I have simply implemented DataParallel technique to utilize multiple GPUs on single machine. I am getting an error in fit function
https://github.com/mindee/doctr/blob/main/references/recognition/train_pytorch.py
from fastprogress.fastprogress import master_bar, progress_bar
In fit_one_epoch function:
for images, targets in progress_bar(train_loader, parent=mb):
images = images.to(device)
targets = targets.to(device)
In main func:
model = model.to(device)
if device == 'cuda':
model = nn.DataParallel(model)
# model = model.to(device)
cudnn.benchmark = True
Traceback
Traceback (most recent call last):
File "/home2/coremax/Documents/doctr/references/recognition/DP_KR.py", line 481, in <module>
main(args)
File "/home2/coremax/Documents/doctr/references/recognition/DP_KR.py", line 390, in main
fit_one_epoch(model, train_loader, batch_transforms, optimizer, scheduler, mb, amp=args.amp)

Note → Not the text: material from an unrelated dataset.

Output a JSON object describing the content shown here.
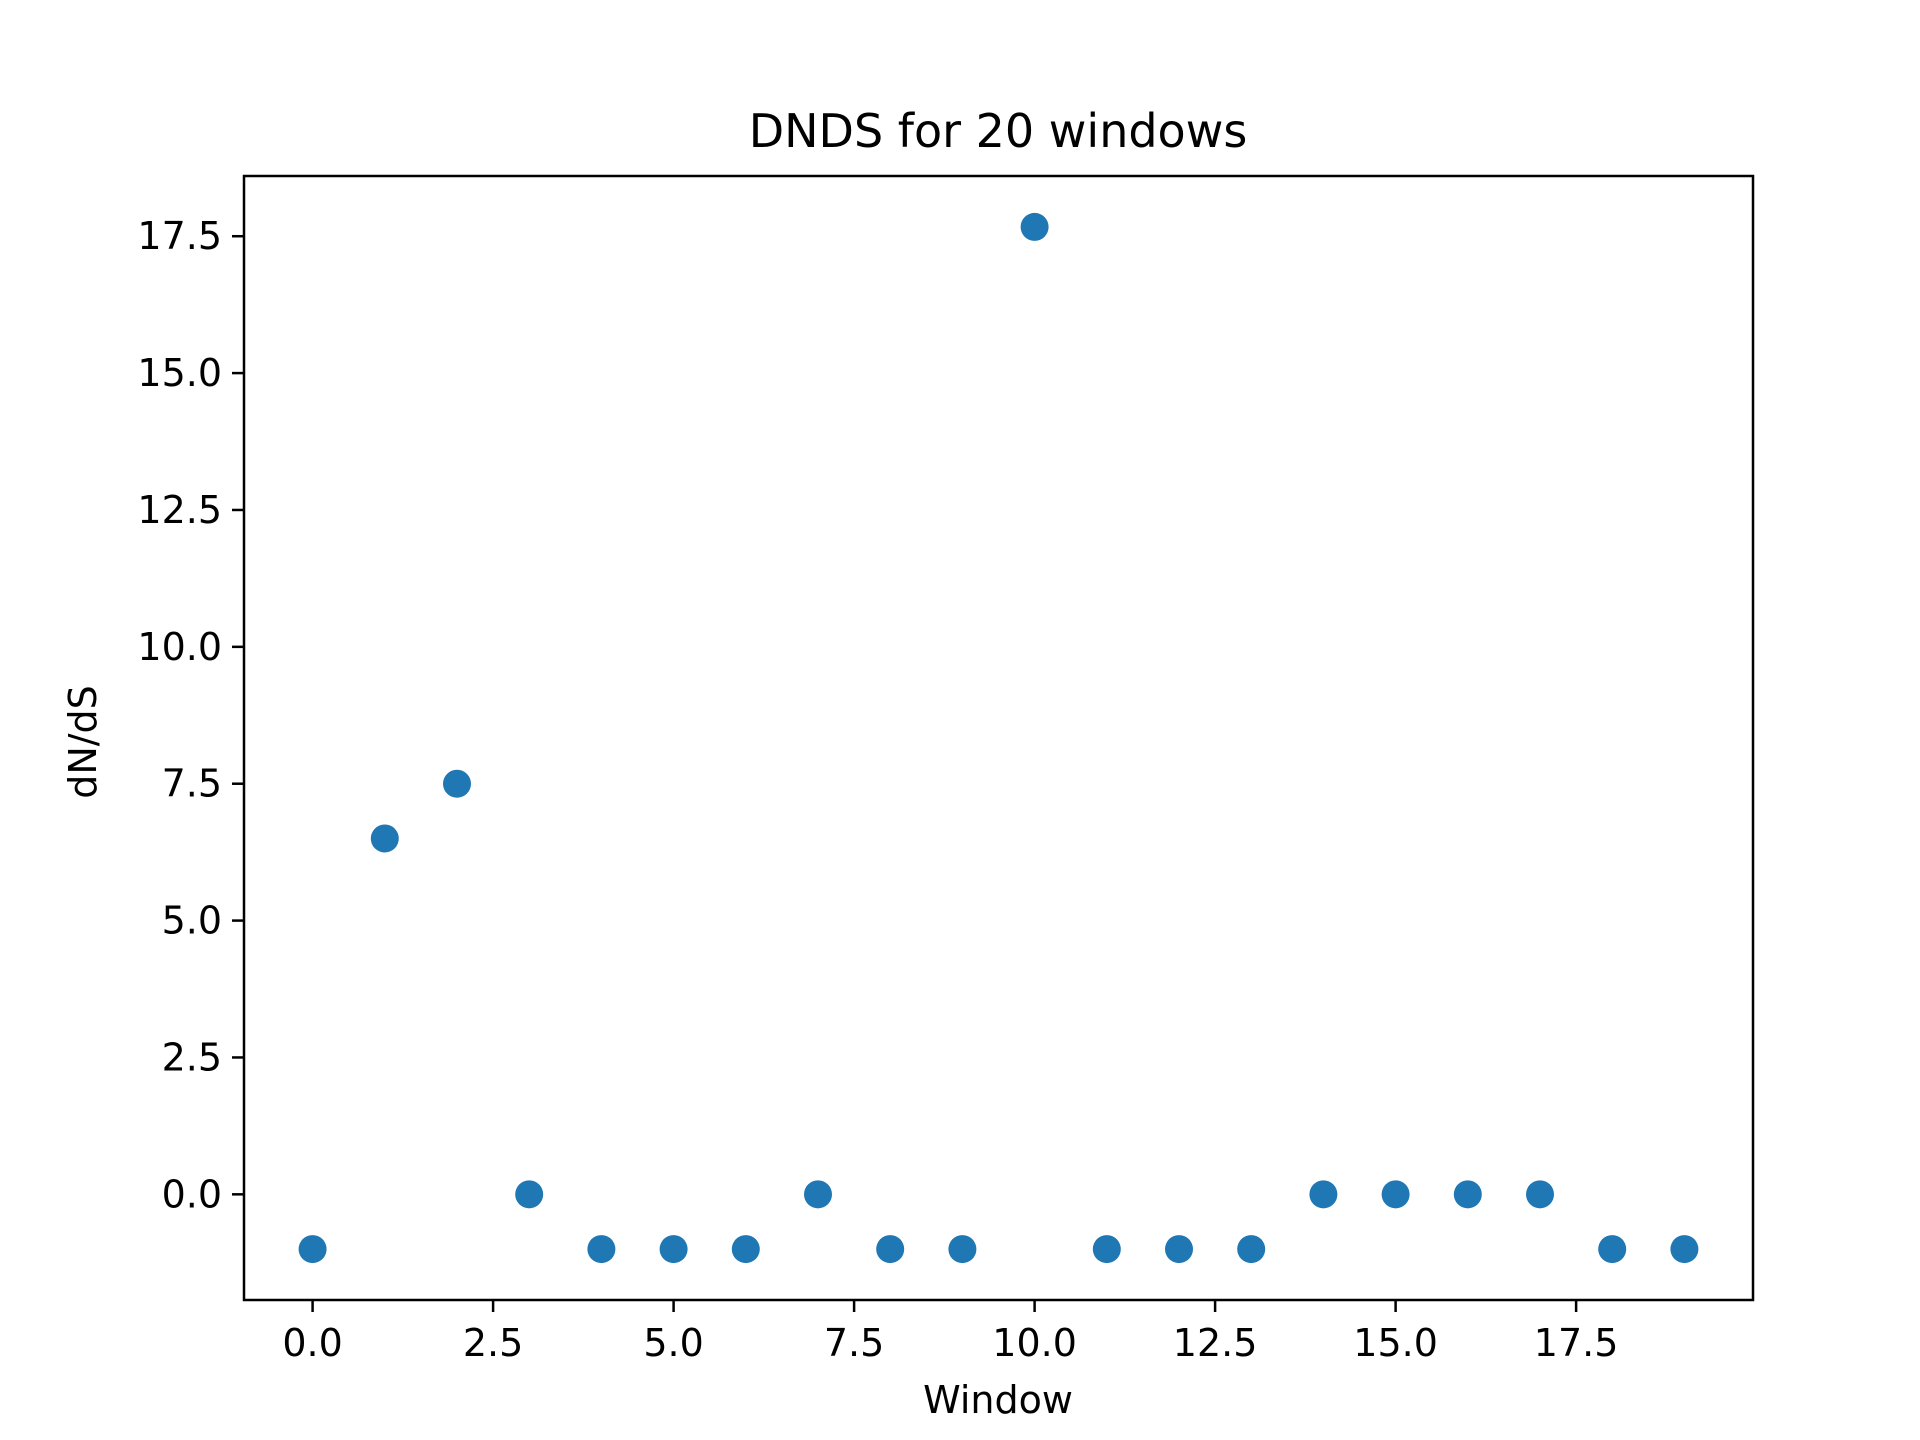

File "/home2/coremax/Documents/doctr/references/recognition/DP_KR.py", line 122, in fit_one_epoch
targets = targets.to(device)
AttributeError: 'list' object has no attribute 'to
Based on the error message it seems your targets are passed as a list from the DataLoader. I don’t understand how nn.DataParallel is related to it as the data loading logic shouldn’t change. In any case, could you describe how you are loading the data and targets in your Dataset.__getitem__?
You are right! this is docTR library and they are using different logic for a single GPU. Due to the huge amount of training data, I have to utilize multiple data. targets variable is problem for me
Could you point me to the code which shows a different usage for multi-GPU use cases in the Dataset, please? I still don’t understand how this could be the case since the Dataset is not aware if you are using nn.DataParallel or not.
I did not find multi-GPU usage in the Dataset Do you mean Data Parallel code? I am using simple example to implement DataParallel in my code like below link
# GPU
if isinstance(args.device, int):
if not torch.cuda.is_available():
raise AssertionError("PyTorch cannot access your GPU. Please investigate!")
if args.device >= torch.cuda.device_count():
raise ValueError("Invalid device index")
# Silent default switch to GPU if available
elif torch.cuda.is_available():
args.device = 0
else:
logging.warning("No accessible GPU, targe device set to CPU.")
if torch.cuda.is_available():
torch.cuda.set_device(args.device)
model = model.cuda()